Adi Sankaracharya : 

Chaos pervaded all through India in the matter of religion and philosophy. Sect after sect, such as Charvakas, Lokayathikas, Kapalikas, Shaktas, Sankhyas, Buddhas and Madhyamikas sprang up. The number of religions rose as high as seventy-two. There was fight amongst sects. There was no peace anywhere. Chaos and confusion reigned supreme. There was superstition and bigotry. Darkness prevailed over the once happy land of Rishis, sages and Yogins. The once glorious land of the Aryans was in a miserable state. Such was the state of the country at the time which just preceded the Avatara (incarnation) of Sankaracharya.

The existence of Vedic Dharma in India today is due to Sankara. The forces opposed to Vedic religion were more numerous and powerful at the time of Sankara than they are today. Still, single-handed, within a very short time, Sankara overpowered them all and restored the Vedic Dharrna and Advaita Vedanta to its pristine purity in the land. The weapon he used was pure knowledge and spirituality.
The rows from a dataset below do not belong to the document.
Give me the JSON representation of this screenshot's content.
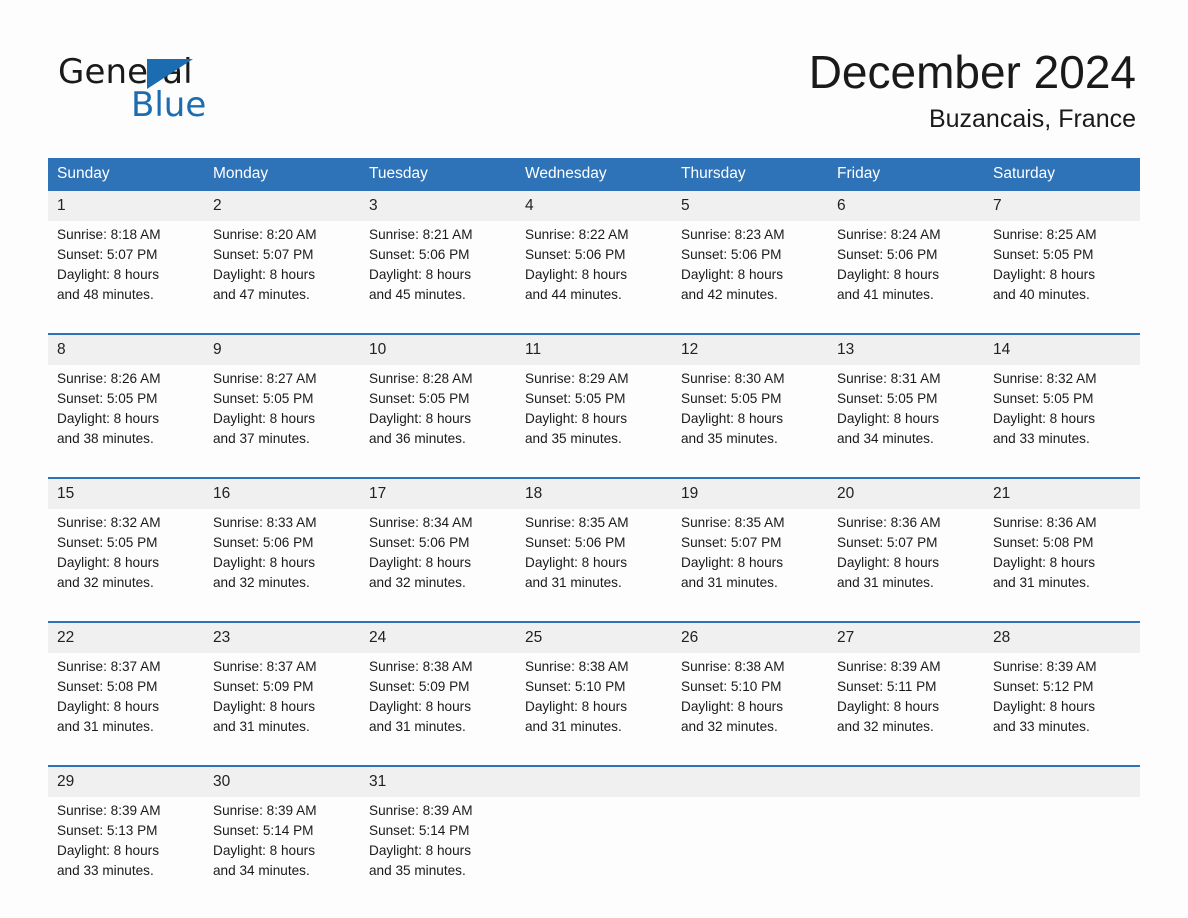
{
  "logo": {
    "word_one": "General",
    "word_two": "Blue",
    "accent_color": "#1b6cb0",
    "triangle_icon": "triangle-icon"
  },
  "header": {
    "month_title": "December 2024",
    "location": "Buzancais, France",
    "header_bg_color": "#2e72b8",
    "date_band_color": "#f0f0f0"
  },
  "calendar": {
    "weekday_headers": [
      "Sunday",
      "Monday",
      "Tuesday",
      "Wednesday",
      "Thursday",
      "Friday",
      "Saturday"
    ],
    "weeks": [
      [
        {
          "day": "1",
          "sunrise": "Sunrise: 8:18 AM",
          "sunset": "Sunset: 5:07 PM",
          "daylight_1": "Daylight: 8 hours",
          "daylight_2": "and 48 minutes."
        },
        {
          "day": "2",
          "sunrise": "Sunrise: 8:20 AM",
          "sunset": "Sunset: 5:07 PM",
          "daylight_1": "Daylight: 8 hours",
          "daylight_2": "and 47 minutes."
        },
        {
          "day": "3",
          "sunrise": "Sunrise: 8:21 AM",
          "sunset": "Sunset: 5:06 PM",
          "daylight_1": "Daylight: 8 hours",
          "daylight_2": "and 45 minutes."
        },
        {
          "day": "4",
          "sunrise": "Sunrise: 8:22 AM",
          "sunset": "Sunset: 5:06 PM",
          "daylight_1": "Daylight: 8 hours",
          "daylight_2": "and 44 minutes."
        },
        {
          "day": "5",
          "sunrise": "Sunrise: 8:23 AM",
          "sunset": "Sunset: 5:06 PM",
          "daylight_1": "Daylight: 8 hours",
          "daylight_2": "and 42 minutes."
        },
        {
          "day": "6",
          "sunrise": "Sunrise: 8:24 AM",
          "sunset": "Sunset: 5:06 PM",
          "daylight_1": "Daylight: 8 hours",
          "daylight_2": "and 41 minutes."
        },
        {
          "day": "7",
          "sunrise": "Sunrise: 8:25 AM",
          "sunset": "Sunset: 5:05 PM",
          "daylight_1": "Daylight: 8 hours",
          "daylight_2": "and 40 minutes."
        }
      ],
      [
        {
          "day": "8",
          "sunrise": "Sunrise: 8:26 AM",
          "sunset": "Sunset: 5:05 PM",
          "daylight_1": "Daylight: 8 hours",
          "daylight_2": "and 38 minutes."
        },
        {
          "day": "9",
          "sunrise": "Sunrise: 8:27 AM",
          "sunset": "Sunset: 5:05 PM",
          "daylight_1": "Daylight: 8 hours",
          "daylight_2": "and 37 minutes."
        },
        {
          "day": "10",
          "sunrise": "Sunrise: 8:28 AM",
          "sunset": "Sunset: 5:05 PM",
          "daylight_1": "Daylight: 8 hours",
          "daylight_2": "and 36 minutes."
        },
        {
          "day": "11",
          "sunrise": "Sunrise: 8:29 AM",
          "sunset": "Sunset: 5:05 PM",
          "daylight_1": "Daylight: 8 hours",
          "daylight_2": "and 35 minutes."
        },
        {
          "day": "12",
          "sunrise": "Sunrise: 8:30 AM",
          "sunset": "Sunset: 5:05 PM",
          "daylight_1": "Daylight: 8 hours",
          "daylight_2": "and 35 minutes."
        },
        {
          "day": "13",
          "sunrise": "Sunrise: 8:31 AM",
          "sunset": "Sunset: 5:05 PM",
          "daylight_1": "Daylight: 8 hours",
          "daylight_2": "and 34 minutes."
        },
        {
          "day": "14",
          "sunrise": "Sunrise: 8:32 AM",
          "sunset": "Sunset: 5:05 PM",
          "daylight_1": "Daylight: 8 hours",
          "daylight_2": "and 33 minutes."
        }
      ],
      [
        {
          "day": "15",
          "sunrise": "Sunrise: 8:32 AM",
          "sunset": "Sunset: 5:05 PM",
          "daylight_1": "Daylight: 8 hours",
          "daylight_2": "and 32 minutes."
        },
        {
          "day": "16",
          "sunrise": "Sunrise: 8:33 AM",
          "sunset": "Sunset: 5:06 PM",
          "daylight_1": "Daylight: 8 hours",
          "daylight_2": "and 32 minutes."
        },
        {
          "day": "17",
          "sunrise": "Sunrise: 8:34 AM",
          "sunset": "Sunset: 5:06 PM",
          "daylight_1": "Daylight: 8 hours",
          "daylight_2": "and 32 minutes."
        },
        {
          "day": "18",
          "sunrise": "Sunrise: 8:35 AM",
          "sunset": "Sunset: 5:06 PM",
          "daylight_1": "Daylight: 8 hours",
          "daylight_2": "and 31 minutes."
        },
        {
          "day": "19",
          "sunrise": "Sunrise: 8:35 AM",
          "sunset": "Sunset: 5:07 PM",
          "daylight_1": "Daylight: 8 hours",
          "daylight_2": "and 31 minutes."
        },
        {
          "day": "20",
          "sunrise": "Sunrise: 8:36 AM",
          "sunset": "Sunset: 5:07 PM",
          "daylight_1": "Daylight: 8 hours",
          "daylight_2": "and 31 minutes."
        },
        {
          "day": "21",
          "sunrise": "Sunrise: 8:36 AM",
          "sunset": "Sunset: 5:08 PM",
          "daylight_1": "Daylight: 8 hours",
          "daylight_2": "and 31 minutes."
        }
      ],
      [
        {
          "day": "22",
          "sunrise": "Sunrise: 8:37 AM",
          "sunset": "Sunset: 5:08 PM",
          "daylight_1": "Daylight: 8 hours",
          "daylight_2": "and 31 minutes."
        },
        {
          "day": "23",
          "sunrise": "Sunrise: 8:37 AM",
          "sunset": "Sunset: 5:09 PM",
          "daylight_1": "Daylight: 8 hours",
          "daylight_2": "and 31 minutes."
        },
        {
          "day": "24",
          "sunrise": "Sunrise: 8:38 AM",
          "sunset": "Sunset: 5:09 PM",
          "daylight_1": "Daylight: 8 hours",
          "daylight_2": "and 31 minutes."
        },
        {
          "day": "25",
          "sunrise": "Sunrise: 8:38 AM",
          "sunset": "Sunset: 5:10 PM",
          "daylight_1": "Daylight: 8 hours",
          "daylight_2": "and 31 minutes."
        },
        {
          "day": "26",
          "sunrise": "Sunrise: 8:38 AM",
          "sunset": "Sunset: 5:10 PM",
          "daylight_1": "Daylight: 8 hours",
          "daylight_2": "and 32 minutes."
        },
        {
          "day": "27",
          "sunrise": "Sunrise: 8:39 AM",
          "sunset": "Sunset: 5:11 PM",
          "daylight_1": "Daylight: 8 hours",
          "daylight_2": "and 32 minutes."
        },
        {
          "day": "28",
          "sunrise": "Sunrise: 8:39 AM",
          "sunset": "Sunset: 5:12 PM",
          "daylight_1": "Daylight: 8 hours",
          "daylight_2": "and 33 minutes."
        }
      ],
      [
        {
          "day": "29",
          "sunrise": "Sunrise: 8:39 AM",
          "sunset": "Sunset: 5:13 PM",
          "daylight_1": "Daylight: 8 hours",
          "daylight_2": "and 33 minutes."
        },
        {
          "day": "30",
          "sunrise": "Sunrise: 8:39 AM",
          "sunset": "Sunset: 5:14 PM",
          "daylight_1": "Daylight: 8 hours",
          "daylight_2": "and 34 minutes."
        },
        {
          "day": "31",
          "sunrise": "Sunrise: 8:39 AM",
          "sunset": "Sunset: 5:14 PM",
          "daylight_1": "Daylight: 8 hours",
          "daylight_2": "and 35 minutes."
        },
        {
          "day": "",
          "sunrise": "",
          "sunset": "",
          "daylight_1": "",
          "daylight_2": ""
        },
        {
          "day": "",
          "sunrise": "",
          "sunset": "",
          "daylight_1": "",
          "daylight_2": ""
        },
        {
          "day": "",
          "sunrise": "",
          "sunset": "",
          "daylight_1": "",
          "daylight_2": ""
        },
        {
          "day": "",
          "sunrise": "",
          "sunset": "",
          "daylight_1": "",
          "daylight_2": ""
        }
      ]
    ]
  }
}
The previous Avataras, like Rama and Krishna, used physical forces because the obstacles to Dharma in those days arose from the physical obstructions and molestations of the Asuras (demons). The menace to Dharma in the Kali age (age of destruction) arose from obstacles that were more internal than external, more mental than physical. The seeds of Adharma (unrighteousness) were then working in the minds of almost everyone. Hence the evil had to be combated purely by the weapon of knowledge and self-purification. It was in order to forge this weapon and wield it with efficacy that Sankara took birth in the Brahmin Varna (caste) and entered the Sannyasa (renunciate) order early in life. The previous Avataras like Rama and Krishna took birth in the Kshatriya Varna (warrior caste), because in their days they had to wield military weapons in the restoration of Dharma.

All are no doubt aware of the very important position assigned to Sankaracharya in the history of Indian philosophy. It can be affirmed, without any fear of contradiction, that Bharata Varsha would have ceased to be Bharata Varsha several centuries ago and would never have survived the murderous sword, the devastating fire and the religious intolerance of the successive invaders, if Sankara had not lived the life he lived and taught the lessons he taught. And those lessons are still pulsating in every cell and in every protoplasm of the true aspirant and the true Hindu.